There is a perception that engineering college students are technically strong but poor in English language skills. Several studies by NASSCOM and similar organisations have repeatedly emphasised this fact. Interestingly, it is not just the Telugu medium students who suffer from lack of language skills but also English medium students. Where does the problem lie?
Experts say that in the scramble of getting admissions in professional colleges, corporate colleges are focussing on optional subjects and neglecting the languages for the sake of ranks in the entrance examinations. Students rue that they lose touch with the fundamental language and later struggle when they get into higher education.
Some analysis have shown that students getting into Government and minority colleges have proper grip over the language but students getting into corporate colleges are facing problem at engineering. The most unfortunate are the students who did their both schooling and Intermediate education in corporate college.
“After studying in a corporate college, I lost touch with English, particularly writing skills, and I could realise its effect in the engineering course where we have to write project reports and other assignments,” says M. Rajiv, a student of MGIT.
“The gap of two years is making them forget what they studied till tenth standard. Lot of students come from Telugu medium background and they don't enough English language exposure at Intermediate. In such cased students are not even able even spell their names properly. Sentence structuring is very poor and they can't even write assignments properly,” says Madhusudhan Nair, Principal, K.G.Reddy Engineering and Technology.

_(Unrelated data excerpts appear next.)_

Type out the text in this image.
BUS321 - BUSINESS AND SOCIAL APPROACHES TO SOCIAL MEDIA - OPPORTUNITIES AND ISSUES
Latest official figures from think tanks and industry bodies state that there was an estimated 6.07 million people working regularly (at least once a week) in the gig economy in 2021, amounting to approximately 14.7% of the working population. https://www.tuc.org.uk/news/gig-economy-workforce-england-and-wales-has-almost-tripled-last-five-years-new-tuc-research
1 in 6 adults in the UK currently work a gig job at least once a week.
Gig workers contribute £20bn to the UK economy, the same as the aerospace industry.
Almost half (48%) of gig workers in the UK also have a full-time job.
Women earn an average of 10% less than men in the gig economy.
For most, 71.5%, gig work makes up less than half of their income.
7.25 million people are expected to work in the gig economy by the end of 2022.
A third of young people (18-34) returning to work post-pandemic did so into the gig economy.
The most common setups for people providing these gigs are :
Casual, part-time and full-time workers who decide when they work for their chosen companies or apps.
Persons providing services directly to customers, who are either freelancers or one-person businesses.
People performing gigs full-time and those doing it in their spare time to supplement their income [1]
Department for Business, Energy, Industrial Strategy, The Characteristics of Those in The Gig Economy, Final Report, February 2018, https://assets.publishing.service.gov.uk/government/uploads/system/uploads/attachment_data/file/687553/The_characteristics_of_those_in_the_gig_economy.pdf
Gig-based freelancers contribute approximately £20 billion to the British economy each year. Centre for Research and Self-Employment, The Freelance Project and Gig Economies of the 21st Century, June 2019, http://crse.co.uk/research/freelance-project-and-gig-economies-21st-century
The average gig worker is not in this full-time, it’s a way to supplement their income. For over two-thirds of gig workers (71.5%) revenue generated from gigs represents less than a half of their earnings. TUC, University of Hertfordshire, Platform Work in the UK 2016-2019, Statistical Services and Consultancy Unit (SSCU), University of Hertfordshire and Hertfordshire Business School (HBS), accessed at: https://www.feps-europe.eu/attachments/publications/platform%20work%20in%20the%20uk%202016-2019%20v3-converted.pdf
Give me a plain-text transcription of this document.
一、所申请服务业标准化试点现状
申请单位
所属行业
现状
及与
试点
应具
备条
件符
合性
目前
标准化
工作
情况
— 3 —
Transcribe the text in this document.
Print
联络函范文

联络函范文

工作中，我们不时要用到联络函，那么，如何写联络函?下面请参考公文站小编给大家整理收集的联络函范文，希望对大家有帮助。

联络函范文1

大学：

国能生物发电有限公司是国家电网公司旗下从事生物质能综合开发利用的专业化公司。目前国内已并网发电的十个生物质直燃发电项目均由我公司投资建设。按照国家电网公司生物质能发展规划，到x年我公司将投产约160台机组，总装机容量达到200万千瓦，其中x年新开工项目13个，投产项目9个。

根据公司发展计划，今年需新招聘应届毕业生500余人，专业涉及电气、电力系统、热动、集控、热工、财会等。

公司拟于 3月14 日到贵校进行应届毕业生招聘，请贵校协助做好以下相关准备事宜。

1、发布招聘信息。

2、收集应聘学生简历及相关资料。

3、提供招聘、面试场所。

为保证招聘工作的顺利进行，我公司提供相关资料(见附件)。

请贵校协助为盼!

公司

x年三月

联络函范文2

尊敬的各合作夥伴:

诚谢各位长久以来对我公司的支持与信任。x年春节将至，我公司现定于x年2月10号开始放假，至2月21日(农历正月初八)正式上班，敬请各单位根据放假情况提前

“Students of English medium background have some understanding of grammar and verbal skills but they lack effective reading skills. This not only affects their communication skills but it also effects their grasping the knowledge,” says M. Srinivas Rao, Associate Professor.
“The Board of Intermediate has designed the syllabus to be taught in one year but in corporate colleges they are teaching it only for 15 days. They are neglecting the phonetics and communication skill programme which is very important in higher studies. They are ignorant about the language and they are reluctant to learn too,” says Lakshmi Mantha, Assistant Professor, Osmania University of College of Engineering.
Teachers opine that some serious thought should go into reviving the importance of English at Intermediate level or else students will stand to lose out. They remind that good language skills are must for writing project reports, face interviews or participate in group discussions – the three key factors in the job sector. Moreover, admission in a good university abroad depends on the GRE and GMAT score and not just final year marks.